Mais que le lecteur n’aille point se méprendre et jauger Rio-Santo à la mesure de ces bourgeois lovelaces qui se font de l’amour un hameçon pour pêcher la fortune ; qu’il ne le compare pas même à ces don Juans diplomatiques qui arrivent par les femmes, comme on dit pour exprimer par des mots acceptables une ignominieuse idée. Rio-Santo n’était ni l’un ni l’autre, parce que sa passion dominante était pure de tout intérêt personnel.

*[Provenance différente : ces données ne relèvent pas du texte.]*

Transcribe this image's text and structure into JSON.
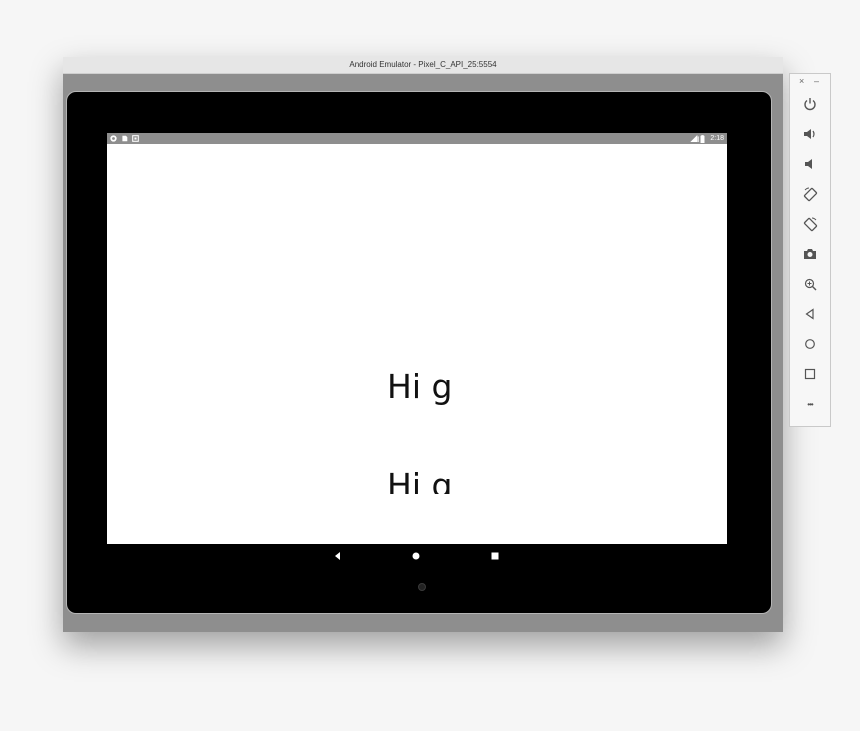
{
  "window": {
    "title": "Android Emulator - Pixel_C_API_25:5554"
  },
  "statusbar": {
    "left_icons": [
      "android-icon",
      "sd-card-icon",
      "notification-icon"
    ],
    "right_icons": [
      "signal-icon",
      "battery-icon"
    ],
    "time": "2:18"
  },
  "app": {
    "line1": "Hi g",
    "line2": "Hi g"
  },
  "navbar": {
    "buttons": [
      "back-icon",
      "home-icon",
      "recents-icon"
    ]
  },
  "sidebar": {
    "close_label": "×",
    "minimize_label": "–",
    "buttons": [
      "power-icon",
      "volume-up-icon",
      "volume-down-icon",
      "rotate-left-icon",
      "rotate-right-icon",
      "camera-icon",
      "zoom-icon",
      "back-icon",
      "home-icon",
      "overview-icon",
      "more-icon"
    ],
    "more_label": "•••"
  },
  "colors": {
    "frame": "#000000",
    "window_bg": "#8e8e8e",
    "statusbar": "#8e8e8e",
    "sidebar_icon": "#555555"
  }
}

Faut-il le dire d’ailleurs ? eût-il eu le même but, il aurait encore été autre. Sa nature, qui semblait jetée dans un moule plus large que celui de son entourage, comportait une somme de sentiments plus considérable. Chez les autres hommes, tout ce qui n’est pas l’amour détruit ou combat l’amour ; chez lui, point d’exclusion ; deux passions de nature communément contraire existaient contemporainement et d’accord, occupant sa tête et son cœur, prenant chacune sa part sur sa vie et suivant leur cours sans que la plus puissante éteignît la plus faible.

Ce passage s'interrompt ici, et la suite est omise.